How to choose the proper maximum value for Damerau-Levenshtein distance?

1.7k views Asked by At

I am using the Damerau-Levenshtein code available from here in my similarity measurements. The problem is that when I apply the Damerau-Levenshtein on two strings such as cat sat on a mat and dog sat mat, I am getting edit distance as 8. This similarity results can get any number regarding insertion, deletion or substitution like any range from 0, 1, 2, ... . Now I am wondering if there is any way that we can assume or find a maximum of this distance (similarity) and converted between 0 and 1 or how can we set the max value that at least I can say: distance =1 - similarity.
The reason for this post is that I am setting a threshold for a few distance metrics like cosine, Levenstein and damerau levenstein and outputs of all should be betweeb zero and 1.

2

There are 2 answers

0
DSBLR On

Levenshtein Distance score = number of insertion + number of deletion + number of substitution.

So the maximum value is 3 X(multiplied) the maximum length string in your data set.

0
pjmaracs On

The difficult thing is that the upper bound of Damerau-Levenshtein is infinite (given infinitely long words), but we can't practically make infinite strings.

If you wanted to be safe, you can use something that maps the range 0-> max length of a string onto the range 0->1. The max length of a string depends on the amount of memory you have (assuming 64 bit), so I'd recommend doing...not this.
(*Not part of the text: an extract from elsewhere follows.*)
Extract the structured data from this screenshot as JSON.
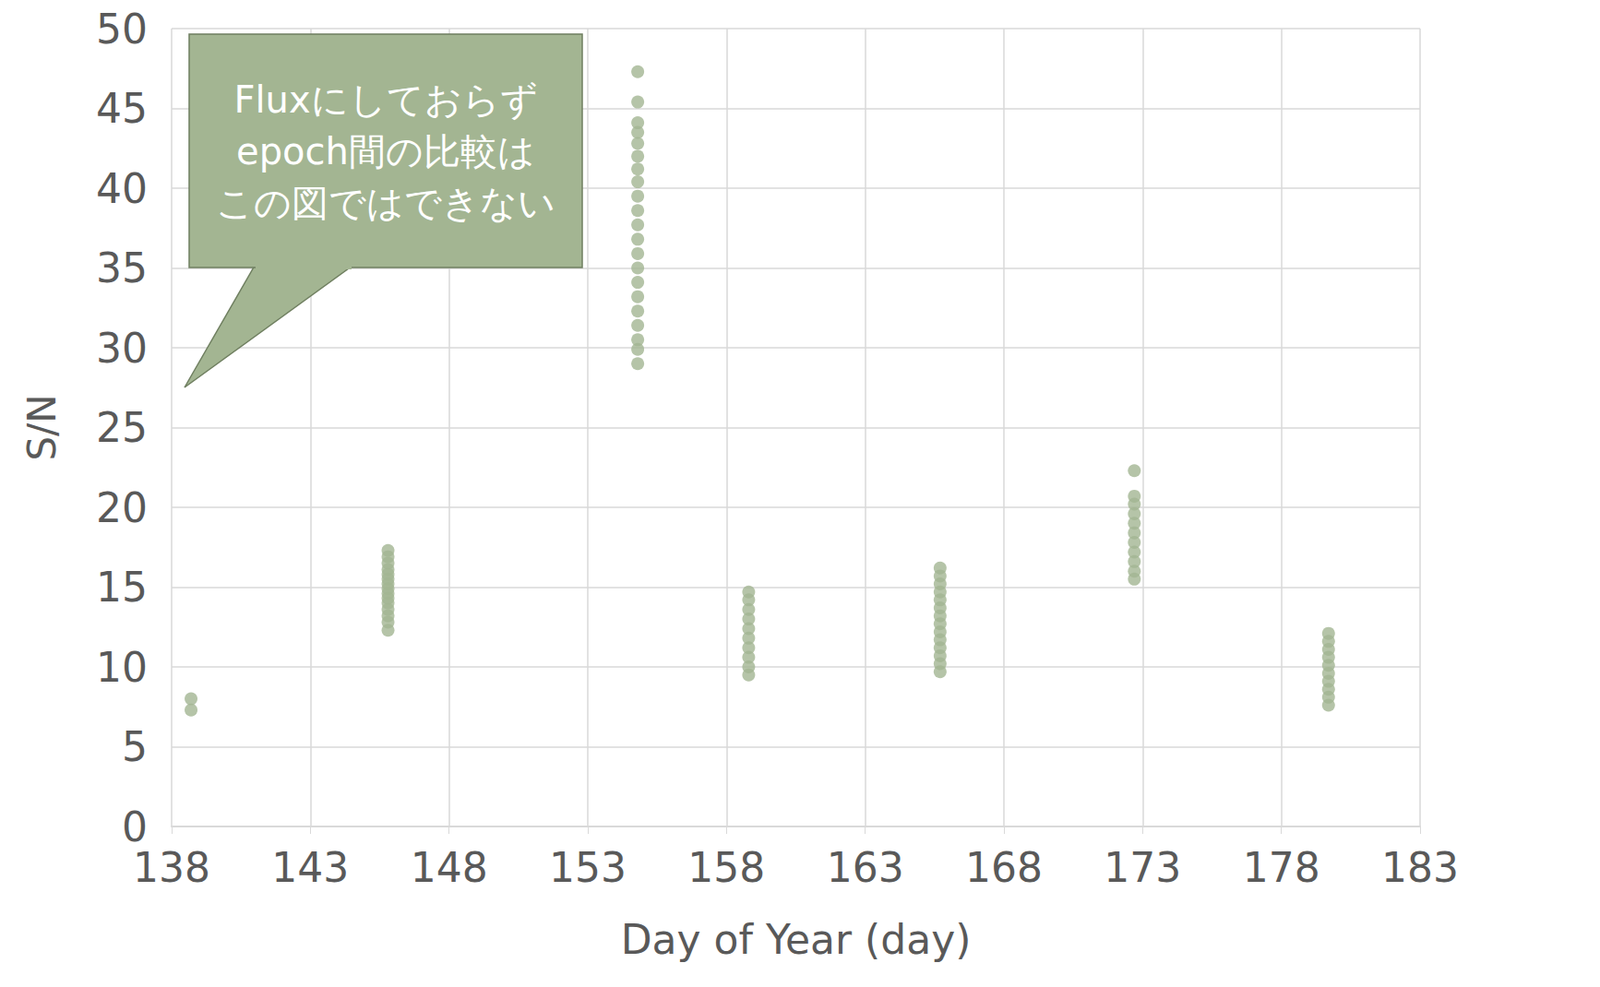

Source

Practically, you can also just check all of the strings you are about to compare and choose the length of the longest string in that list as the max value. Another solution is to compute all of the scores beforehand and apply the conversion factor after you know the max score. Some code that could do that:

def adjustScore(lists, maxNum):
    scaleFactor = 1/maxNum
    return [x * scaleFactor for x in lists]

testWords = ["test1", "testing2", "you", "must", "construct", "additional", "plyometrics"]
testScores = []
for i in range(len(testWords)-1):
    testScores.append(damerau_levenshtein_distance(testWords[i], testWords[i+1]))
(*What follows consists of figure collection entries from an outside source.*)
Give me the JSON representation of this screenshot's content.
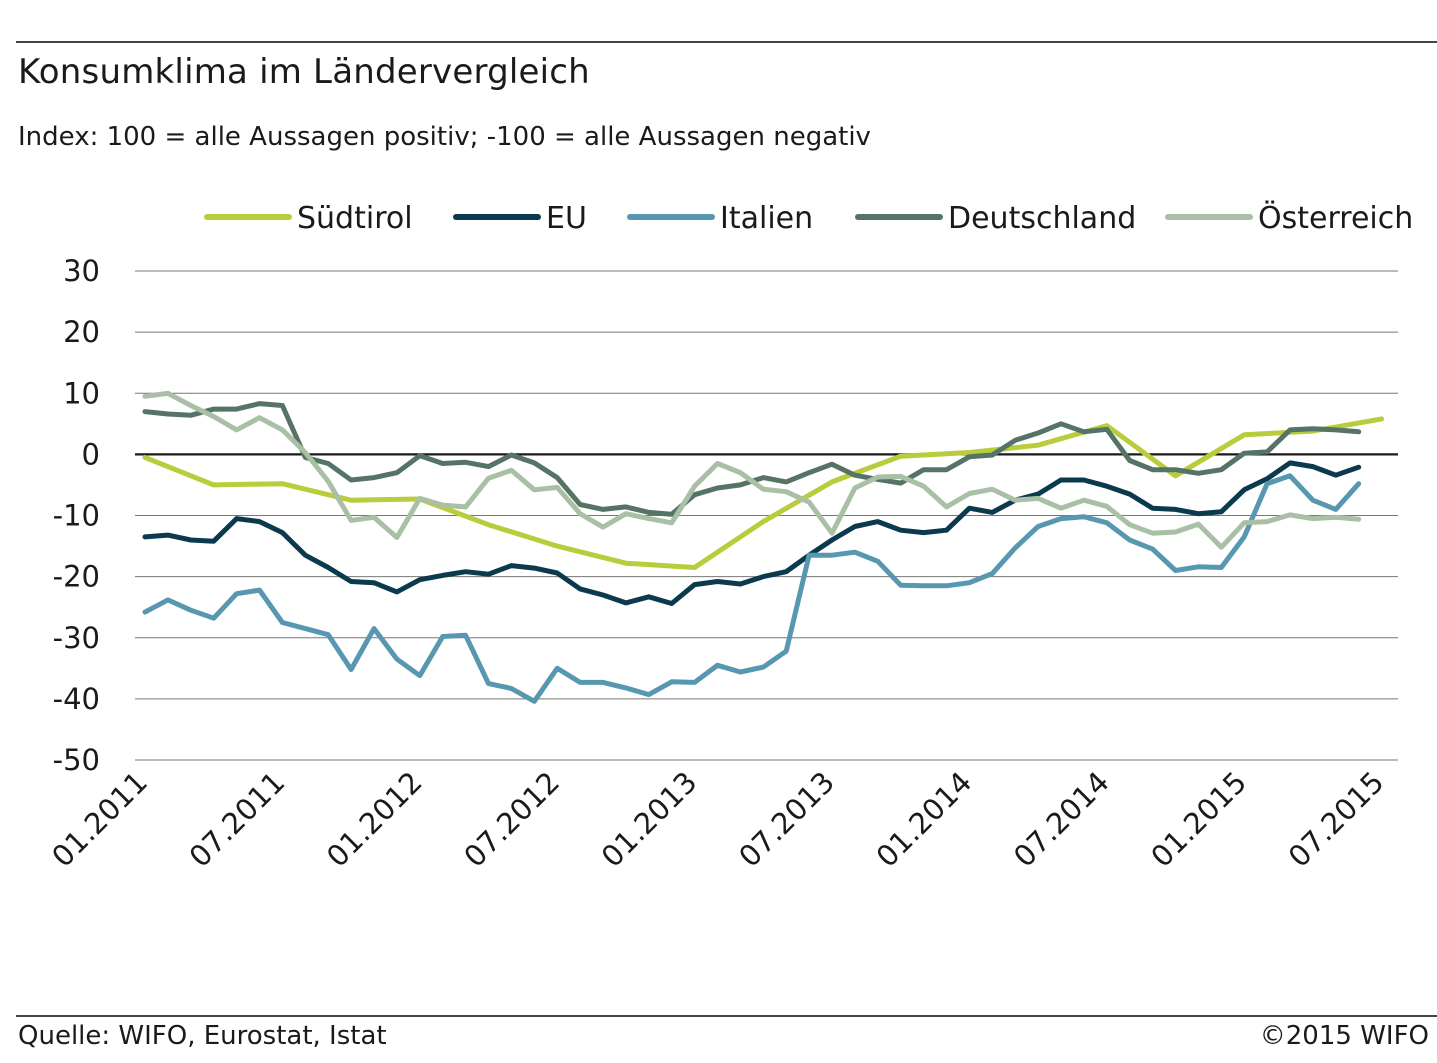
{
  "header": {
    "title": "Konsumklima im Ländervergleich",
    "subtitle": "Index: 100 = alle Aussagen positiv; -100 =  alle Aussagen negativ"
  },
  "footer": {
    "source": "Quelle: WIFO, Eurostat, Istat",
    "copyright": "©2015 WIFO"
  },
  "chart_data": {
    "type": "line",
    "title": "Konsumklima im Ländervergleich",
    "subtitle": "Index: 100 = alle Aussagen positiv; -100 =  alle Aussagen negativ",
    "xlabel": "",
    "ylabel": "",
    "ylim": [
      -50,
      30
    ],
    "yticks": [
      30,
      20,
      10,
      0,
      -10,
      -20,
      -30,
      -40,
      -50
    ],
    "x_tick_labels": [
      "01.2011",
      "07.2011",
      "01.2012",
      "07.2012",
      "01.2013",
      "07.2013",
      "01.2014",
      "07.2014",
      "01.2015",
      "07.2015"
    ],
    "x_tick_dates": [
      "2011-01",
      "2011-07",
      "2012-01",
      "2012-07",
      "2013-01",
      "2013-07",
      "2014-01",
      "2014-07",
      "2015-01",
      "2015-07"
    ],
    "grid": "horizontal",
    "legend": "top",
    "series": [
      {
        "name": "Südtirol",
        "color": "#b8cc3c",
        "x": [
          "2011-01",
          "2011-04",
          "2011-07",
          "2011-10",
          "2012-01",
          "2012-04",
          "2012-07",
          "2012-10",
          "2013-01",
          "2013-04",
          "2013-07",
          "2013-10",
          "2014-01",
          "2014-04",
          "2014-07",
          "2014-10",
          "2015-01",
          "2015-04",
          "2015-07"
        ],
        "values": [
          -0.5,
          -5,
          -4.8,
          -7.5,
          -7.3,
          -11.5,
          -15,
          -17.8,
          -18.5,
          -11,
          -4.5,
          -0.3,
          0.3,
          1.5,
          4.7,
          -3.5,
          3.2,
          3.8,
          5.8
        ]
      },
      {
        "name": "EU",
        "color": "#0b3a4e",
        "x": [
          "2011-01",
          "2011-02",
          "2011-03",
          "2011-04",
          "2011-05",
          "2011-06",
          "2011-07",
          "2011-08",
          "2011-09",
          "2011-10",
          "2011-11",
          "2011-12",
          "2012-01",
          "2012-02",
          "2012-03",
          "2012-04",
          "2012-05",
          "2012-06",
          "2012-07",
          "2012-08",
          "2012-09",
          "2012-10",
          "2012-11",
          "2012-12",
          "2013-01",
          "2013-02",
          "2013-03",
          "2013-04",
          "2013-05",
          "2013-06",
          "2013-07",
          "2013-08",
          "2013-09",
          "2013-10",
          "2013-11",
          "2013-12",
          "2014-01",
          "2014-02",
          "2014-03",
          "2014-04",
          "2014-05",
          "2014-06",
          "2014-07",
          "2014-08",
          "2014-09",
          "2014-10",
          "2014-11",
          "2014-12",
          "2015-01",
          "2015-02",
          "2015-03",
          "2015-04",
          "2015-05",
          "2015-06"
        ],
        "values": [
          -13.5,
          -13.2,
          -14,
          -14.2,
          -10.5,
          -11,
          -12.8,
          -16.5,
          -18.5,
          -20.8,
          -21,
          -22.5,
          -20.5,
          -19.8,
          -19.2,
          -19.6,
          -18.2,
          -18.6,
          -19.4,
          -22,
          -23,
          -24.3,
          -23.3,
          -24.4,
          -21.3,
          -20.8,
          -21.2,
          -20,
          -19.2,
          -16.5,
          -14,
          -11.8,
          -11,
          -12.4,
          -12.8,
          -12.4,
          -8.8,
          -9.5,
          -7.5,
          -6.5,
          -4.2,
          -4.2,
          -5.2,
          -6.5,
          -8.8,
          -9,
          -9.7,
          -9.4,
          -5.8,
          -4,
          -1.4,
          -2,
          -3.4,
          -2.1
        ]
      },
      {
        "name": "Italien",
        "color": "#5897b0",
        "x": [
          "2011-01",
          "2011-02",
          "2011-03",
          "2011-04",
          "2011-05",
          "2011-06",
          "2011-07",
          "2011-08",
          "2011-09",
          "2011-10",
          "2011-11",
          "2011-12",
          "2012-01",
          "2012-02",
          "2012-03",
          "2012-04",
          "2012-05",
          "2012-06",
          "2012-07",
          "2012-08",
          "2012-09",
          "2012-10",
          "2012-11",
          "2012-12",
          "2013-01",
          "2013-02",
          "2013-03",
          "2013-04",
          "2013-05",
          "2013-06",
          "2013-07",
          "2013-08",
          "2013-09",
          "2013-10",
          "2013-11",
          "2013-12",
          "2014-01",
          "2014-02",
          "2014-03",
          "2014-04",
          "2014-05",
          "2014-06",
          "2014-07",
          "2014-08",
          "2014-09",
          "2014-10",
          "2014-11",
          "2014-12",
          "2015-01",
          "2015-02",
          "2015-03",
          "2015-04",
          "2015-05",
          "2015-06"
        ],
        "values": [
          -25.8,
          -23.8,
          -25.5,
          -26.8,
          -22.8,
          -22.2,
          -27.5,
          -28.5,
          -29.5,
          -35.2,
          -28.5,
          -33.5,
          -36.2,
          -29.8,
          -29.6,
          -37.5,
          -38.3,
          -40.4,
          -35,
          -37.3,
          -37.3,
          -38.2,
          -39.3,
          -37.2,
          -37.3,
          -34.5,
          -35.6,
          -34.8,
          -32.2,
          -16.5,
          -16.5,
          -16,
          -17.5,
          -21.4,
          -21.5,
          -21.5,
          -21,
          -19.5,
          -15.3,
          -11.8,
          -10.5,
          -10.2,
          -11.2,
          -14,
          -15.5,
          -19,
          -18.4,
          -18.5,
          -13.5,
          -4.8,
          -3.5,
          -7.5,
          -9,
          -4.8
        ]
      },
      {
        "name": "Deutschland",
        "color": "#557466",
        "x": [
          "2011-01",
          "2011-02",
          "2011-03",
          "2011-04",
          "2011-05",
          "2011-06",
          "2011-07",
          "2011-08",
          "2011-09",
          "2011-10",
          "2011-11",
          "2011-12",
          "2012-01",
          "2012-02",
          "2012-03",
          "2012-04",
          "2012-05",
          "2012-06",
          "2012-07",
          "2012-08",
          "2012-09",
          "2012-10",
          "2012-11",
          "2012-12",
          "2013-01",
          "2013-02",
          "2013-03",
          "2013-04",
          "2013-05",
          "2013-06",
          "2013-07",
          "2013-08",
          "2013-09",
          "2013-10",
          "2013-11",
          "2013-12",
          "2014-01",
          "2014-02",
          "2014-03",
          "2014-04",
          "2014-05",
          "2014-06",
          "2014-07",
          "2014-08",
          "2014-09",
          "2014-10",
          "2014-11",
          "2014-12",
          "2015-01",
          "2015-02",
          "2015-03",
          "2015-04",
          "2015-05",
          "2015-06"
        ],
        "values": [
          7,
          6.6,
          6.4,
          7.4,
          7.4,
          8.3,
          8,
          -0.5,
          -1.5,
          -4.2,
          -3.8,
          -3,
          -0.2,
          -1.5,
          -1.3,
          -2,
          -0.1,
          -1.4,
          -3.8,
          -8.2,
          -9,
          -8.6,
          -9.5,
          -9.8,
          -6.6,
          -5.5,
          -5,
          -3.8,
          -4.5,
          -3,
          -1.6,
          -3.4,
          -4.1,
          -4.7,
          -2.5,
          -2.5,
          -0.4,
          -0.1,
          2.3,
          3.5,
          5,
          3.7,
          4.1,
          -1,
          -2.5,
          -2.5,
          -3.1,
          -2.5,
          0.2,
          0.4,
          4,
          4.2,
          4,
          3.7
        ]
      },
      {
        "name": "Österreich",
        "color": "#a9bfa6",
        "x": [
          "2011-01",
          "2011-02",
          "2011-03",
          "2011-04",
          "2011-05",
          "2011-06",
          "2011-07",
          "2011-08",
          "2011-09",
          "2011-10",
          "2011-11",
          "2011-12",
          "2012-01",
          "2012-02",
          "2012-03",
          "2012-04",
          "2012-05",
          "2012-06",
          "2012-07",
          "2012-08",
          "2012-09",
          "2012-10",
          "2012-11",
          "2012-12",
          "2013-01",
          "2013-02",
          "2013-03",
          "2013-04",
          "2013-05",
          "2013-06",
          "2013-07",
          "2013-08",
          "2013-09",
          "2013-10",
          "2013-11",
          "2013-12",
          "2014-01",
          "2014-02",
          "2014-03",
          "2014-04",
          "2014-05",
          "2014-06",
          "2014-07",
          "2014-08",
          "2014-09",
          "2014-10",
          "2014-11",
          "2014-12",
          "2015-01",
          "2015-02",
          "2015-03",
          "2015-04",
          "2015-05",
          "2015-06"
        ],
        "values": [
          9.5,
          10,
          8,
          6.2,
          4,
          6,
          4,
          0.3,
          -4.4,
          -10.8,
          -10.3,
          -13.6,
          -7.2,
          -8.3,
          -8.6,
          -3.9,
          -2.6,
          -5.8,
          -5.4,
          -9.7,
          -11.9,
          -9.7,
          -10.5,
          -11.2,
          -5.2,
          -1.5,
          -3,
          -5.7,
          -6.1,
          -7.8,
          -12.9,
          -5.5,
          -3.7,
          -3.6,
          -5.2,
          -8.6,
          -6.4,
          -5.7,
          -7.5,
          -7.2,
          -8.8,
          -7.5,
          -8.5,
          -11.5,
          -12.9,
          -12.7,
          -11.4,
          -15.2,
          -11.2,
          -11,
          -9.9,
          -10.5,
          -10.3,
          -10.6
        ]
      }
    ]
  }
}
#method 1: just check the biggest score you got to obtain the max
max1 = max(testScores)
result = adjustScore(testScores, max1)

#method 2: if you need the adjusted score first, pick the longest string's length as max
lens = map(len, testWords)
max2 = max(lens)
result2 = adjustScore(testScores, max2)

These happen to give identical answers because most of the words are very different from each other but either of these approaches should work for most cases.
Long story short, the max distance between two strings is the length of the longer string.

Notes: if this maps in the wrong direction (i.e. high scores are showing low and vice versa, just add "1-" between the open bracket and x in adjustscore)
Also, if you want it to map do a different range, replace the 1 with a different max value.